A large number of recent studies on adversarial attack have verified that a Deep Neural Network (DNN) model designed for non-sequential recognition (NSR) tasks (e.g., classification, detection and segmentation) can be easily fooled by adversarial examples. However, only a few researches pay attention to the adversarial attack on sequential recognition (SR). They either apply the attack methods proposed for NSR to SR by neglecting the sequential dependencies, or focus on attacking specific SR models without considering the generality. In this paper, we study the adversarial attack on the general and popular DNN structure of CNN+RNN, i.e., the combination of convolutional neural network (CNN) and recurrent neural network (RNN), which has been widely used in various SR tasks.
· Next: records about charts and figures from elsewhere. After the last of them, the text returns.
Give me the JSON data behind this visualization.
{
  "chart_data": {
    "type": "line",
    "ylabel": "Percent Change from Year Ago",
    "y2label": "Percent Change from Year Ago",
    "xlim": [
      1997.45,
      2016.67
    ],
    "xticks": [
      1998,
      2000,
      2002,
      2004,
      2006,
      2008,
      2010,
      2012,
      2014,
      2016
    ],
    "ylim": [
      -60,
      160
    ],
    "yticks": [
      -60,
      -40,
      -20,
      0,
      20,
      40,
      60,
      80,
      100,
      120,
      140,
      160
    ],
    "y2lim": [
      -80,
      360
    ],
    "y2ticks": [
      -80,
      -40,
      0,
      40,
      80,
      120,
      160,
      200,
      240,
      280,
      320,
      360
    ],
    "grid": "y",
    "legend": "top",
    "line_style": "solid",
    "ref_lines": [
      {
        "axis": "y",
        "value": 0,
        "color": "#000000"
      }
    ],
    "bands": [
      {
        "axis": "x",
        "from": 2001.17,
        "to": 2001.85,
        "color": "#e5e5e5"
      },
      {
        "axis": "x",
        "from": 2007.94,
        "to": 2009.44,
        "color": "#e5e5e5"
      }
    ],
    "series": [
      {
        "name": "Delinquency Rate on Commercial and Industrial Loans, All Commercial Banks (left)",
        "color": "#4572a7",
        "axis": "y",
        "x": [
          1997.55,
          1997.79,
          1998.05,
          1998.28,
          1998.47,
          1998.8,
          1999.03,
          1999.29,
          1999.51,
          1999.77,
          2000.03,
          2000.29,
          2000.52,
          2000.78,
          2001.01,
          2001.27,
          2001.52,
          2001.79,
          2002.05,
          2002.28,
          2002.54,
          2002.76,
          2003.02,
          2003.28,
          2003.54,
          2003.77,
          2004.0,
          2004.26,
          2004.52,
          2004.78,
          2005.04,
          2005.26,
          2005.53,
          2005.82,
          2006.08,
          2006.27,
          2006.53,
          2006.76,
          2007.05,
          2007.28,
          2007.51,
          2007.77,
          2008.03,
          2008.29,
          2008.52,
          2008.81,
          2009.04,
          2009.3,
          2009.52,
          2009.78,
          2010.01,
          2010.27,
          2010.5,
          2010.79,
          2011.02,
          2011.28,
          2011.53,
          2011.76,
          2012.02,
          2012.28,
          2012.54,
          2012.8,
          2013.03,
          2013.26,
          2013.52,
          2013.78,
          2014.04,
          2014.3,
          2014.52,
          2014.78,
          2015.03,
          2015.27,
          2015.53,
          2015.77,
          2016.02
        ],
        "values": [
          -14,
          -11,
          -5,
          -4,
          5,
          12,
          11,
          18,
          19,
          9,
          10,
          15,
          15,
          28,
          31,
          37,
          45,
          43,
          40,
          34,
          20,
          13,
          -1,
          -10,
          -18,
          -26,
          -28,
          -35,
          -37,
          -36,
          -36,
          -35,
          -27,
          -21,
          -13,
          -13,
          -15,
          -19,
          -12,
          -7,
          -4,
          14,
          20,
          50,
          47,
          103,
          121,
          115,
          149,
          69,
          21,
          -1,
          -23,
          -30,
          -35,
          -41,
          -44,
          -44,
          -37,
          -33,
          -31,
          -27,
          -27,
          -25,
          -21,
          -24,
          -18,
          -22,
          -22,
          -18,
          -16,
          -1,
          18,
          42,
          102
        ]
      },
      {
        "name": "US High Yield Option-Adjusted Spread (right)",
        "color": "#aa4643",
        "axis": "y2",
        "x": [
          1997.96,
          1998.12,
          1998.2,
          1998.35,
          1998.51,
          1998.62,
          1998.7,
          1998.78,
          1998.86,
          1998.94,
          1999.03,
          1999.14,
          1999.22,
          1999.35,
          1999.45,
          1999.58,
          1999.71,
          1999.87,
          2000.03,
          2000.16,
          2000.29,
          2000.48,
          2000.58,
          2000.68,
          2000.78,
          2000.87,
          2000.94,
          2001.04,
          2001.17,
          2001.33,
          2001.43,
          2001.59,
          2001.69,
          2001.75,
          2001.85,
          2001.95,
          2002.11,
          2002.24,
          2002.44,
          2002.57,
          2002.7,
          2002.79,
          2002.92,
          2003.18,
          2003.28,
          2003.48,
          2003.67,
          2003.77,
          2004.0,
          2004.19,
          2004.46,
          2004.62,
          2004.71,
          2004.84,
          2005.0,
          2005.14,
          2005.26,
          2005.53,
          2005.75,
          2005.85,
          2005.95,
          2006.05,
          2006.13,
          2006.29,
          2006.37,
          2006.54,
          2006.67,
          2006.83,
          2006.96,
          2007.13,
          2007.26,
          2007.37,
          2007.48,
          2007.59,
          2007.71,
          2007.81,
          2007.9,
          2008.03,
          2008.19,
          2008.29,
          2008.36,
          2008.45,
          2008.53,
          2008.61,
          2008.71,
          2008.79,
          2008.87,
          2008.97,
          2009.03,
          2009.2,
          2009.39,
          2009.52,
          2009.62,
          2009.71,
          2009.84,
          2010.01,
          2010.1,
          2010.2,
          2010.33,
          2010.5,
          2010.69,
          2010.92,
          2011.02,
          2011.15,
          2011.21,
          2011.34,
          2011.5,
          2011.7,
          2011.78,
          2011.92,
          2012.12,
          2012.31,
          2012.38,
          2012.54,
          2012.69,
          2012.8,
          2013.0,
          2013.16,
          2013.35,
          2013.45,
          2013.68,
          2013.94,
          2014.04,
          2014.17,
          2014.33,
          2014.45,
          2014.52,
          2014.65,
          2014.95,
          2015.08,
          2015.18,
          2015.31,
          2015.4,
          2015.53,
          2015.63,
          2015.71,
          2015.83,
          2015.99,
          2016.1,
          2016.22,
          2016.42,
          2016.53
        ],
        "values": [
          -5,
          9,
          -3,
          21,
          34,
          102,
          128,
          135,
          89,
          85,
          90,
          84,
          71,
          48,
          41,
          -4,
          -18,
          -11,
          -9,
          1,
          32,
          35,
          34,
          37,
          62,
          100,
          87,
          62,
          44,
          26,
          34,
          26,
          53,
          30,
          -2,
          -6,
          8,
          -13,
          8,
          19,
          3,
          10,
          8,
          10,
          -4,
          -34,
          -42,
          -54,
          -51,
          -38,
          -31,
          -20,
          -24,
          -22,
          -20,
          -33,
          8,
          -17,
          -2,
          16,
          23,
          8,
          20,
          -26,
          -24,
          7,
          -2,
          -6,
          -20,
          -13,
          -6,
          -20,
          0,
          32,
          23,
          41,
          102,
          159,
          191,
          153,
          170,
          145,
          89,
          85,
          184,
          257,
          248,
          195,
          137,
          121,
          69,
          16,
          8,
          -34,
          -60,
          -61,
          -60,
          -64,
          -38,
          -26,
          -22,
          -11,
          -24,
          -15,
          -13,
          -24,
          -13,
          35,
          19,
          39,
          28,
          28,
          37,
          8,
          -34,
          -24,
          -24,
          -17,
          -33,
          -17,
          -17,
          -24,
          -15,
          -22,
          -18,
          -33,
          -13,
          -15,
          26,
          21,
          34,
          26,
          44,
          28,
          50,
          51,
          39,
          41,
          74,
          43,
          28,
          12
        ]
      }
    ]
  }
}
We take the scene text recognition (STR) and image captioning (IC) as case study, and derive the objective function for attacking the CNN+RNN based models with targeted and untargeted attack modes, and then developed an optimization-based algorithm to learn adversarial perturbations from the derived gradients of each character (or word) in sequence by incorporating the sequential dependencies. Extensive experiments show that our proposed method can effective fool several state-of-the-arts including four STR models and two IC models with higher successful rate and less time consumption, comparing to three latest attack methods.